On 12-14 May, language professionals in the UK and abroad gathered online for the Institute of Translation and Interpreting (ITI) conference 2021: Evolving in Changing Times.
Besides keeping up to date with industry trends, the latest technology, and participating in fascinating panel discussions, the event challenged me to reflect on my own translation and editing methods. As a qualified ITI member, I’m committed to continuous professional development to ensure my clients get a great service and this was the perfect opportunity to hone my skills. A couple of sessions highlighted some techniques that are useful for anyone writing content.
Editing tips and tricks
When translating a text, it can be quite hard to distance yourself from the original language and entirely avoid “source language interference” where a German sentence structure is retained in the English. It isn’t always possible to leave a couple of days between translation and proofreading (to ‘forget’ the German), which is why translators work with revisers/proofreaders.

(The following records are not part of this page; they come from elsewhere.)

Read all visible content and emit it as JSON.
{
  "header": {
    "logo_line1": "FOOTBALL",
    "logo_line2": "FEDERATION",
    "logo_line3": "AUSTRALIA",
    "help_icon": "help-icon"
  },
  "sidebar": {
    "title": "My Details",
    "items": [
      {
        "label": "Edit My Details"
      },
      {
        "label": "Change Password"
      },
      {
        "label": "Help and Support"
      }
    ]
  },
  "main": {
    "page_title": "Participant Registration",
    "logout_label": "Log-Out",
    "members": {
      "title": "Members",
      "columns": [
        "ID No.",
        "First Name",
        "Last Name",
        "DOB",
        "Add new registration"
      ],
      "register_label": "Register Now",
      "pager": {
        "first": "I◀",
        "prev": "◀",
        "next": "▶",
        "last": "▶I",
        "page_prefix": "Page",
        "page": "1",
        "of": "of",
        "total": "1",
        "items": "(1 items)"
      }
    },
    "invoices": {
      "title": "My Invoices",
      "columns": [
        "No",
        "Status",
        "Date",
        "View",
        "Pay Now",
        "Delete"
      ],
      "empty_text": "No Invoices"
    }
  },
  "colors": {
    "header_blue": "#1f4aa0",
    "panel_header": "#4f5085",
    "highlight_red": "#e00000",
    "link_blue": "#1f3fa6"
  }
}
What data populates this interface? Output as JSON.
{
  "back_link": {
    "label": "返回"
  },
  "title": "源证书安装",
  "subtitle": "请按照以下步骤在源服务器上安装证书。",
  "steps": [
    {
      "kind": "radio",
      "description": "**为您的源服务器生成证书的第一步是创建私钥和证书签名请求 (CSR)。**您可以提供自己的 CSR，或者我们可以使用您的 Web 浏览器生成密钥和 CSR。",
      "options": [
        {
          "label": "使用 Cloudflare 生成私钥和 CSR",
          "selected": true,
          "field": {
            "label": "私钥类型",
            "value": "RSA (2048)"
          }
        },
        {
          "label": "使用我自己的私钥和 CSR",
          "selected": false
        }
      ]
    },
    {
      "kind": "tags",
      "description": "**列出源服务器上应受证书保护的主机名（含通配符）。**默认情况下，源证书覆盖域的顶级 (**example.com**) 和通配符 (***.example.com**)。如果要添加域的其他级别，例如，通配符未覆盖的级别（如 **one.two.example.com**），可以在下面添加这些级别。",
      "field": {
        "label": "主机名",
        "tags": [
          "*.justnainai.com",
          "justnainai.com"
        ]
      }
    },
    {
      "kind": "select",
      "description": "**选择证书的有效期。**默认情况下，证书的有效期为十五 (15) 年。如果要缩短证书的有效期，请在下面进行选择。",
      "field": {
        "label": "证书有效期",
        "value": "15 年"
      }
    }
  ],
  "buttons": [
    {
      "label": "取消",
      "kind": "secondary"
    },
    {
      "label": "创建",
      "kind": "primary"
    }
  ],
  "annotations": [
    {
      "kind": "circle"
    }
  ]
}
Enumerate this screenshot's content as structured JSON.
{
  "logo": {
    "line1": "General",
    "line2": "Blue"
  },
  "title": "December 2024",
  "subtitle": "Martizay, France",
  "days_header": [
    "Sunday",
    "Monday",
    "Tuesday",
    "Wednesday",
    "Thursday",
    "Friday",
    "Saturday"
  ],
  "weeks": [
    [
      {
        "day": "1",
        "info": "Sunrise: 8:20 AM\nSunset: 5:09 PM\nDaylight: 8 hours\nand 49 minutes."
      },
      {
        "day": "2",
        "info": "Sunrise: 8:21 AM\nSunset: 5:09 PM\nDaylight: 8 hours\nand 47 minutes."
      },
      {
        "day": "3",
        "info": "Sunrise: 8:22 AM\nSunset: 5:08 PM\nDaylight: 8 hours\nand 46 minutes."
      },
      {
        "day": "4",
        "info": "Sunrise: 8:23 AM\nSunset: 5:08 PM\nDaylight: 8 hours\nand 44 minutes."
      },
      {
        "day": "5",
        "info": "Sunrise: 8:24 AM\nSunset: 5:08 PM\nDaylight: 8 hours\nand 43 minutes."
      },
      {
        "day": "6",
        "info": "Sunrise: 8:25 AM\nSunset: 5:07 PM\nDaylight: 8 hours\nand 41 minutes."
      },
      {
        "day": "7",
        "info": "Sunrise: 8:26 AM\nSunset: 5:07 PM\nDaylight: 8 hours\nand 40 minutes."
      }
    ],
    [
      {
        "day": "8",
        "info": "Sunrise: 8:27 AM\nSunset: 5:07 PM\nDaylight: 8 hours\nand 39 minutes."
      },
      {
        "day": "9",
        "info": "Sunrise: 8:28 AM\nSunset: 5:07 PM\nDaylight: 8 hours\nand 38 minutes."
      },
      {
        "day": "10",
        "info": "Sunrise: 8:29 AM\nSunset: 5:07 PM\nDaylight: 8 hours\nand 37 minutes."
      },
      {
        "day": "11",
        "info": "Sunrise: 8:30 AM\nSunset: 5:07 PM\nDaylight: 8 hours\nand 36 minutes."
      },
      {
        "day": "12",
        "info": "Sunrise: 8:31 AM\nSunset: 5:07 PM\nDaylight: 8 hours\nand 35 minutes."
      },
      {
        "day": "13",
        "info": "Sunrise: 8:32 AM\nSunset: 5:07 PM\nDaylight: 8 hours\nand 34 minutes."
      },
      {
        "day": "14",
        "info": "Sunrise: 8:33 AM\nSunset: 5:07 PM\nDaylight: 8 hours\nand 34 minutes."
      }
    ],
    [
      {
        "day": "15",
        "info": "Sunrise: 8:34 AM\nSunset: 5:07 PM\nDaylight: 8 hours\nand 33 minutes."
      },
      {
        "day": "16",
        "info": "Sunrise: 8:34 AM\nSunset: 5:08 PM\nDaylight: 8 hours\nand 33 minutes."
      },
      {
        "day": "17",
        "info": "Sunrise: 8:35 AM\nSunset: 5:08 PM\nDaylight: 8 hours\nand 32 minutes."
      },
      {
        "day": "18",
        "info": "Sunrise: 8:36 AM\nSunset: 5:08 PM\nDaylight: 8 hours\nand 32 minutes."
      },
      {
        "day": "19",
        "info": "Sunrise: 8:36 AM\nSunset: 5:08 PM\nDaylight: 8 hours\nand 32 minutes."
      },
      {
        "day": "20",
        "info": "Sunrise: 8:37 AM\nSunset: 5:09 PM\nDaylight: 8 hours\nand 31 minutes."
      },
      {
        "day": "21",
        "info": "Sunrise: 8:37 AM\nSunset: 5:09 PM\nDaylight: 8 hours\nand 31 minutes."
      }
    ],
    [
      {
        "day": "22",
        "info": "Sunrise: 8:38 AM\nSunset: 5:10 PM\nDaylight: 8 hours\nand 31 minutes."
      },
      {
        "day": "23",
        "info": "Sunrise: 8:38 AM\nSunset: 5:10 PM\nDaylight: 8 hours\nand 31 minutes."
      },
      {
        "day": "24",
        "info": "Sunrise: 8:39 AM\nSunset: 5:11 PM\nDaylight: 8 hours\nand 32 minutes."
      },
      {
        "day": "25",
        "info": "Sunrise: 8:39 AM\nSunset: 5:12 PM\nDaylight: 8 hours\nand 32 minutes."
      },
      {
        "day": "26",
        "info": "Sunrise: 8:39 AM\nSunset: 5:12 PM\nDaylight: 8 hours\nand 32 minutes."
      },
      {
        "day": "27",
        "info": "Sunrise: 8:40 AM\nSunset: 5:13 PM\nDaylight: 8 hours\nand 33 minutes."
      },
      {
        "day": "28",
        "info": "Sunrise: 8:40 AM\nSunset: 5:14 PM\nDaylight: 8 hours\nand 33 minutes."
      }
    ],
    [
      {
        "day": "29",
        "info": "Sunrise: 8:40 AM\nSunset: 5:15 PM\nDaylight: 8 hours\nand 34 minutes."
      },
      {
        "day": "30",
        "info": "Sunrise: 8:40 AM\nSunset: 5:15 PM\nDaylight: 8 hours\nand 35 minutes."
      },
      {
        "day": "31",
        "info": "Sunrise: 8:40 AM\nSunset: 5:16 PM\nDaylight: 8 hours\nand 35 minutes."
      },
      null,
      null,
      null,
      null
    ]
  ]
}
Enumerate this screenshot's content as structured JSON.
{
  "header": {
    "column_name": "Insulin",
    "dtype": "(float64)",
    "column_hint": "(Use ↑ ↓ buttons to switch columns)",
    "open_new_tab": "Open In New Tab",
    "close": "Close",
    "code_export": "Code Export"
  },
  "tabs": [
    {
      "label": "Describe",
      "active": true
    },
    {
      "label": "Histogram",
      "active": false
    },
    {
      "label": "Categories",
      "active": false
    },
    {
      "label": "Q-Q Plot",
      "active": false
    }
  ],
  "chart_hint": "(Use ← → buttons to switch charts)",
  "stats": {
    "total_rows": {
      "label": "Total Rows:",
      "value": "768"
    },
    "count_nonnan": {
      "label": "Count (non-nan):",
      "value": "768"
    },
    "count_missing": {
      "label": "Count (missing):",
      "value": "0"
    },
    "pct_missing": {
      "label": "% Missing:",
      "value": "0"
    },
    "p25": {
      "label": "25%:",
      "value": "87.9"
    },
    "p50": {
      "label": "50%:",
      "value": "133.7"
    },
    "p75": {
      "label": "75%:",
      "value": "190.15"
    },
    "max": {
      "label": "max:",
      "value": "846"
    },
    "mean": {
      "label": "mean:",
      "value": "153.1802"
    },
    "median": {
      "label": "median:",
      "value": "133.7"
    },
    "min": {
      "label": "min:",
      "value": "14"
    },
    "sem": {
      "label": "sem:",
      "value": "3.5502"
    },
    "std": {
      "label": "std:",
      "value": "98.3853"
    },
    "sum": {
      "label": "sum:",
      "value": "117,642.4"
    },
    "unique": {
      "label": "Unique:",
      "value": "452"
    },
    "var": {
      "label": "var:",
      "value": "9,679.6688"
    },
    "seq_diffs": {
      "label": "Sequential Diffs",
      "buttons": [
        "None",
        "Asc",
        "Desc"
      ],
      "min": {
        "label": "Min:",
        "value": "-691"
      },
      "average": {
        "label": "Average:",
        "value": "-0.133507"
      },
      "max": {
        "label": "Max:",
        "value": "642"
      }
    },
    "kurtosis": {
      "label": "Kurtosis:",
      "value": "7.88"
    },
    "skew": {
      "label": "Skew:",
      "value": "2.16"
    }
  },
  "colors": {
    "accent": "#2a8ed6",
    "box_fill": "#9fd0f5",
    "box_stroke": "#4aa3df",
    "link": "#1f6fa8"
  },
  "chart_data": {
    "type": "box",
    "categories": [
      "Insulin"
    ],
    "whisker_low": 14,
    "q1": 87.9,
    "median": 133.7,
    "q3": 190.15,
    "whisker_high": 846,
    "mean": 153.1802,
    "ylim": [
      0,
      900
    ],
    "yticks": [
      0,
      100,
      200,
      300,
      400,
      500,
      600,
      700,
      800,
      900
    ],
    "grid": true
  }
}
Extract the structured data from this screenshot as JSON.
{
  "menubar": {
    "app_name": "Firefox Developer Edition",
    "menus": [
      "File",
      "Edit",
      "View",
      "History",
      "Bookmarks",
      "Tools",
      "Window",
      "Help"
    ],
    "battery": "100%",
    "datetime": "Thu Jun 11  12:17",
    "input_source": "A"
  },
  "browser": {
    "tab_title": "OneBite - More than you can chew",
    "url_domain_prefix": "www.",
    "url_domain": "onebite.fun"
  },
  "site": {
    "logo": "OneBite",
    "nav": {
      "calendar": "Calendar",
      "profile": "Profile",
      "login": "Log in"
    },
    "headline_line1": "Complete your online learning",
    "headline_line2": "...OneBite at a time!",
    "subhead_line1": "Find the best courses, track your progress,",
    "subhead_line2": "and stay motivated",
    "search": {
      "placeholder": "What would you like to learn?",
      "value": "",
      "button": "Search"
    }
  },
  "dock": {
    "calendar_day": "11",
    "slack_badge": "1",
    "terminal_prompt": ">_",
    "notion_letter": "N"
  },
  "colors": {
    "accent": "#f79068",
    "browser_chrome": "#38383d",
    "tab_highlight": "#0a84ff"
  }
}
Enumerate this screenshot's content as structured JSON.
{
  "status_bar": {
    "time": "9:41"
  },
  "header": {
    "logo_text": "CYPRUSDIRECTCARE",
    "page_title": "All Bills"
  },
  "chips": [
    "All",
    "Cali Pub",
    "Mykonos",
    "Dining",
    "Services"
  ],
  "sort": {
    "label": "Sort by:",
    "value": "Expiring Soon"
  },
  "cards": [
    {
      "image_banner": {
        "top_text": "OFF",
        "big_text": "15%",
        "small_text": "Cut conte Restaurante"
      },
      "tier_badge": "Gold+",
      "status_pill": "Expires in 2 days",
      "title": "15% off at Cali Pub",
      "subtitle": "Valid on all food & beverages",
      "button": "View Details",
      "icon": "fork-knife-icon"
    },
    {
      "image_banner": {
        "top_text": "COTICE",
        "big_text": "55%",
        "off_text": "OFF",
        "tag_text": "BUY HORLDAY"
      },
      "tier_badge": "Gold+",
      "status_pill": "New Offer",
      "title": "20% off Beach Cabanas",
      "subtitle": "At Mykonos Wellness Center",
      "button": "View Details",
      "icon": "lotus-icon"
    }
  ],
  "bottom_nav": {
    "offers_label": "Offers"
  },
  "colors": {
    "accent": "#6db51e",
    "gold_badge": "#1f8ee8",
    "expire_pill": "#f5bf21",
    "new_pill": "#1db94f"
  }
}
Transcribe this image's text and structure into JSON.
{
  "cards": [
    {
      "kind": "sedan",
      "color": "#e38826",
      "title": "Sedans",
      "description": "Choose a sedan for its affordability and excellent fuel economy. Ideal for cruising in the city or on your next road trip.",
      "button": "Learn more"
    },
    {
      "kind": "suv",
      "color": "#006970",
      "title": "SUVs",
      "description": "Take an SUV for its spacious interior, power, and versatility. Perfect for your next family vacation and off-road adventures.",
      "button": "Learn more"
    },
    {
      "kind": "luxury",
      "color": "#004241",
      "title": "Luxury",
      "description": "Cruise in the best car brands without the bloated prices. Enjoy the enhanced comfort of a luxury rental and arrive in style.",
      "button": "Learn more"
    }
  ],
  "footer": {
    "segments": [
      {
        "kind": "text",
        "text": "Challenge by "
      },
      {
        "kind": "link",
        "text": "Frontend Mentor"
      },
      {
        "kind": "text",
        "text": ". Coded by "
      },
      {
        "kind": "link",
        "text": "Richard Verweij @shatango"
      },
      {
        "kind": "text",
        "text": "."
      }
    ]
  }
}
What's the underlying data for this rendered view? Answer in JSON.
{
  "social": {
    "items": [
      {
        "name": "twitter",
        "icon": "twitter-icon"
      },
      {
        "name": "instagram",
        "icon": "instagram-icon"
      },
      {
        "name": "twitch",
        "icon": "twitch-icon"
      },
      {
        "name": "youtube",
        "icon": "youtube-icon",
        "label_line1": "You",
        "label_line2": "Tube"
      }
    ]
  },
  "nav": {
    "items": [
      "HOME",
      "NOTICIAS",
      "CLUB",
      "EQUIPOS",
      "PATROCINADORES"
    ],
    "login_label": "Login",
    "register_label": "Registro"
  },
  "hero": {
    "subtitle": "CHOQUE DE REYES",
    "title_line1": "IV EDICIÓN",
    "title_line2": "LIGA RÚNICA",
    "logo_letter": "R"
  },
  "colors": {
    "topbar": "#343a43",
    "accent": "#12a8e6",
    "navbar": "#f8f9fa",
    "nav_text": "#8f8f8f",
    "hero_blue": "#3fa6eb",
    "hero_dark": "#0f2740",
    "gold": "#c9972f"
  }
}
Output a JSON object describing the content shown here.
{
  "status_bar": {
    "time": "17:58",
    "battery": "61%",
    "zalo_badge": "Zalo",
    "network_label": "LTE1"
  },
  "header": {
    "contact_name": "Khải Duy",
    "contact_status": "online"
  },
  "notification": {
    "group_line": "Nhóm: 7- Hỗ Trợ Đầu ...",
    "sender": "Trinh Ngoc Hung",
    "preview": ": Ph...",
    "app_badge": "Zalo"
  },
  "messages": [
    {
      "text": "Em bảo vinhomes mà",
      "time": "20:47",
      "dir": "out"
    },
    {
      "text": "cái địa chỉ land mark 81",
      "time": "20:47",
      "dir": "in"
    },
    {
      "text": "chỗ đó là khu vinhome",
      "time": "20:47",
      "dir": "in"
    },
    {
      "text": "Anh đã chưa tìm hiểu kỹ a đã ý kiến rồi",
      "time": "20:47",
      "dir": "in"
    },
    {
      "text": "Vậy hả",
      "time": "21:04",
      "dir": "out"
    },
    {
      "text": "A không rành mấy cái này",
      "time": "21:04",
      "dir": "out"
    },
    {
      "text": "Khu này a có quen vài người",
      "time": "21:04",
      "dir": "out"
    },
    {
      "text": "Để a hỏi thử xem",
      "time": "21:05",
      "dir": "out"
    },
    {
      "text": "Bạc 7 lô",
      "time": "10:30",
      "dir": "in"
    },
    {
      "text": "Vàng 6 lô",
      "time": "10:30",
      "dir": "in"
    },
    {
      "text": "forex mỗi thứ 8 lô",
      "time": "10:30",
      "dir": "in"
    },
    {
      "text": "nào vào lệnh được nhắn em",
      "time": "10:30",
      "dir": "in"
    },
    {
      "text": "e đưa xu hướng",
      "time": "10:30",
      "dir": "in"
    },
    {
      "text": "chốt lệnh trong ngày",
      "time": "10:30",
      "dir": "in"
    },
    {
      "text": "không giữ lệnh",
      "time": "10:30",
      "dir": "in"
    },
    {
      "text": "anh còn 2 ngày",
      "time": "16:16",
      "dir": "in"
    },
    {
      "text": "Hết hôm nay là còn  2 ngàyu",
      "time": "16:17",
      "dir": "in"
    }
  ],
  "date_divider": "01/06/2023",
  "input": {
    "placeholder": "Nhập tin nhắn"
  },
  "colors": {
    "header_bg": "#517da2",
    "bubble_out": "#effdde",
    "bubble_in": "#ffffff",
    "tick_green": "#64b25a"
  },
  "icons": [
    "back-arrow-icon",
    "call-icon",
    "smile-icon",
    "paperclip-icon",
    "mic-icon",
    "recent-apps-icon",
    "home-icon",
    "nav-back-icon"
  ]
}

But there are a few other tricks and tips you can use, whether you’re translating or editing a text in your own language. Colleagues suggest reading your text in another font, or on a different coloured background to fool your brain into looking at the text in another light. Another approach is to use the text-to-speech function on software such as Microsoft Word to listen to the text so you can hear any sections that sound a bit stilted.
One of my favourite sessions was the German translation slam. This was a head-to-head context in which two translators translated the same text into English and compared their approaches in front of an audience. A couple of the German texts used were from a Mercedes Benz magazine from a few years ago and provoked a lot of discussion about political correctness and style choices. While each translator put their own spin on the text, they ultimately decided a combined version would work perfectly. However, one critical element was missing: You, the client.
Without having a translation brief, knowing client preferences or style, or what the author/client wants to achieve, there were a lot of unanswered questions. A text could take an entirely different direction, especially in the creative field. So if you have specific requirements, goals, or any other insights into your intended audience for a translation, do share with your translator. It provides excellent guidance when choosing the right phrases and ensures you get the results you want.
A funny finale
At the closing ceremony we enjoyed jokes and a chat with Henning Wehn – the self-proclaimed German Comedy Ambassador to the UK. He discussed language, the non-translatability of jokes and culture and poked fun at both Brits and Germans. The perfect finale for a bunch of language nerds.